Young, self-confident and increasingly wealthy populations in North Africa and the Middle East offer big opportunities for food and beverage firms – but there are risks too, according to ingredient company Wild GmbH.
Wild has manufacturing, storage and distribution facilities all over the world, and completed construction of a plant in Dubai back in 2006, with the aim of shortening product development times and providing a one-stop solution for local customers. Since then, it has seen increased interest in introducing new products in Middle Eastern and North African markets.
Wild GmbH managing director Mark Lotsch told FoodNavigator: “It is a very interesting market for us. There are many young people in these countries compared to the average age in the Western world. In some countries, 50 or even 60% are under 25 years old.”

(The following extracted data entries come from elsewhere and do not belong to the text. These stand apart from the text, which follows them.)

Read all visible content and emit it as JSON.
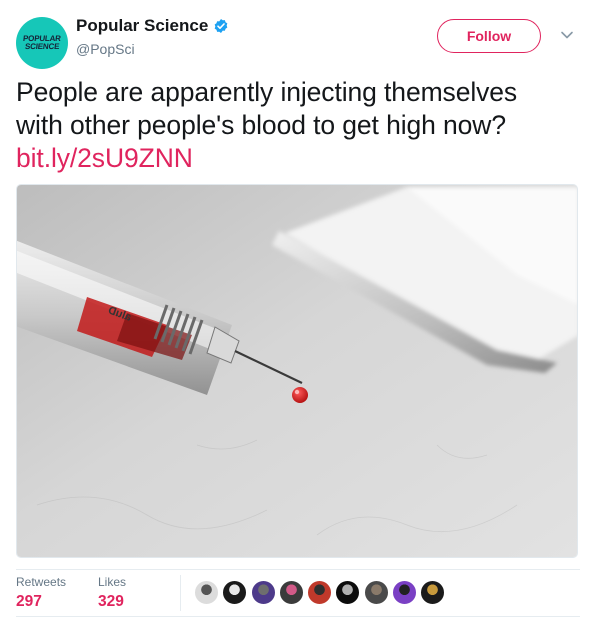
{
  "account": {
    "display_name": "Popular Science",
    "handle": "@PopSci",
    "avatar_text_line1": "POPULAR",
    "avatar_text_line2": "SCIENCE",
    "avatar_color": "#16c7b8",
    "verified": true
  },
  "follow_button": {
    "label": "Follow",
    "color": "#e0245e"
  },
  "tweet": {
    "text_line1": "People are apparently injecting themselves",
    "text_line2": "with other people's blood to get high now?",
    "link": "bit.ly/2sU9ZNN",
    "link_color": "#e0245e"
  },
  "media": {
    "icon": "syringe-with-blood-drop-photo"
  },
  "stats": {
    "retweets_label": "Retweets",
    "retweets_value": "297",
    "likes_label": "Likes",
    "likes_value": "329"
  },
  "likers": [
    {
      "name": "liker-1",
      "color": "#dcdcdc",
      "accent": "#555555"
    },
    {
      "name": "liker-2",
      "color": "#1a1a1a",
      "accent": "#e8e8e8"
    },
    {
      "name": "liker-3",
      "color": "#4d3a8a",
      "accent": "#6e6e6e"
    },
    {
      "name": "liker-4",
      "color": "#3b3b3b",
      "accent": "#d35a88"
    },
    {
      "name": "liker-5",
      "color": "#c0392b",
      "accent": "#2f2f2f"
    },
    {
      "name": "liker-6",
      "color": "#0c0c0c",
      "accent": "#b0b0b0"
    },
    {
      "name": "liker-7",
      "color": "#4a4a4a",
      "accent": "#8a7a6a"
    },
    {
      "name": "liker-8",
      "color": "#7a40c4",
      "accent": "#222222"
    },
    {
      "name": "liker-9",
      "color": "#1b1b1b",
      "accent": "#c89a3c"
    }
  ]
}
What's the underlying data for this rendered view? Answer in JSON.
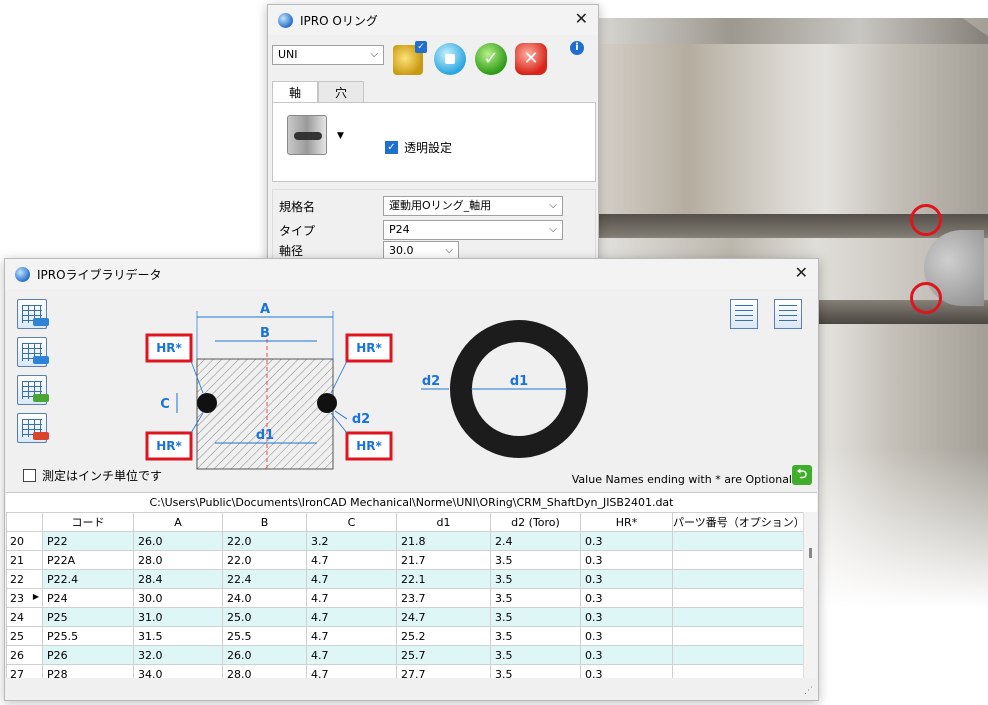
{
  "oring_dialog": {
    "title": "IPRO Oリング",
    "standard_select": "UNI",
    "tabs": [
      {
        "label": "軸"
      },
      {
        "label": "穴"
      }
    ],
    "transparent_label": "透明設定",
    "params": [
      {
        "label": "規格名",
        "value": "運動用Oリング_軸用"
      },
      {
        "label": "タイプ",
        "value": "P24"
      },
      {
        "label": "軸径",
        "value": "30.0"
      }
    ]
  },
  "library_dialog": {
    "title": "IPROライブラリデータ",
    "diagram_labels": {
      "a": "A",
      "b": "B",
      "c": "C",
      "d1": "d1",
      "d2": "d2",
      "hr": "HR*",
      "ring_d1": "d1",
      "ring_d2": "d2"
    },
    "inch_label": "測定はインチ単位です",
    "optional_note": "Value Names ending with * are Optional",
    "file_path": "C:\\Users\\Public\\Documents\\IronCAD Mechanical\\Norme\\UNI\\ORing\\CRM_ShaftDyn_JISB2401.dat",
    "columns": [
      "コード",
      "A",
      "B",
      "C",
      "d1",
      "d2 (Toro)",
      "HR*",
      "パーツ番号（オプション）"
    ],
    "rows": [
      {
        "n": "20",
        "code": "P22",
        "a": "26.0",
        "b": "22.0",
        "c": "3.2",
        "d1": "21.8",
        "d2": "2.4",
        "hr": "0.3",
        "part": ""
      },
      {
        "n": "21",
        "code": "P22A",
        "a": "28.0",
        "b": "22.0",
        "c": "4.7",
        "d1": "21.7",
        "d2": "3.5",
        "hr": "0.3",
        "part": ""
      },
      {
        "n": "22",
        "code": "P22.4",
        "a": "28.4",
        "b": "22.4",
        "c": "4.7",
        "d1": "22.1",
        "d2": "3.5",
        "hr": "0.3",
        "part": ""
      },
      {
        "n": "23",
        "code": "P24",
        "a": "30.0",
        "b": "24.0",
        "c": "4.7",
        "d1": "23.7",
        "d2": "3.5",
        "hr": "0.3",
        "part": "",
        "current": true
      },
      {
        "n": "24",
        "code": "P25",
        "a": "31.0",
        "b": "25.0",
        "c": "4.7",
        "d1": "24.7",
        "d2": "3.5",
        "hr": "0.3",
        "part": ""
      },
      {
        "n": "25",
        "code": "P25.5",
        "a": "31.5",
        "b": "25.5",
        "c": "4.7",
        "d1": "25.2",
        "d2": "3.5",
        "hr": "0.3",
        "part": ""
      },
      {
        "n": "26",
        "code": "P26",
        "a": "32.0",
        "b": "26.0",
        "c": "4.7",
        "d1": "25.7",
        "d2": "3.5",
        "hr": "0.3",
        "part": ""
      },
      {
        "n": "27",
        "code": "P28",
        "a": "34.0",
        "b": "28.0",
        "c": "4.7",
        "d1": "27.7",
        "d2": "3.5",
        "hr": "0.3",
        "part": ""
      }
    ]
  },
  "colors": {
    "accent_blue": "#1f6fd1",
    "highlight_red": "#e0141e",
    "row_alt": "#dff6f6"
  }
}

Incomes are rising, and greater access to money, along with greater national self-confidence across the region, has brought market opportunities for local companies and multinationals alike. While consumers are interested in many of the same products that are available in Western countries, they are also looking for their own brands – brands that reflect their own national character and tastes.
Parallels can be drawn with what has happened in South America, Lotsch says, where Big Cola is a major cola brand designed to rival multinational products. Similarly in Africa and the Middle East, shops stock a plethora of fizzy soft drinks in flavours that would be familiar in Europe, such as orange or lemon, but many are under local brand names.
Alcohol-free beer-style malted beverages are another area of particular interest, he says.
Although alcohol-free beers in Europe may contain 0.5% alcohol, this is not possible in markets with largely Muslim populations, so manufacturers need to create true alcohol-free malted beverages with 0.0% alcohol.
“This is quite a huge market,” Lotsch said.
Tastes are varied, and such drinks range from mild to dark beer flavours, to carbonated soft drinks that contain a relatively small amount of malt flavour, perhaps with fruit flavours like pineapple.
Preferences are different from one country to another, but generally products tend to be sweeter across the region, compared with European or North American foods and beverages, and mouthfeel may also be different for some foods, often thicker.
‘With opportunity comes risk’
However, while international supermarket chains are pushing into the region and international brands are becoming accepted within local diets, political instability continues in many areas.
“Opportunities lie in all these markets, but with opportunity comes risk,” said Lotsch.
“If you go back 20-25 years in Eastern Europe it was exactly the same…What we are doing is to find solutions and work together with local customers because they also want to have a successful business and they understand the local people.”
For food and beverage manufacturers looking to launch products in North Africa and the Middle East, Lotsch advises finding and using local partners, carrying out careful research of the market, and being aware that there will be setbacks along the way.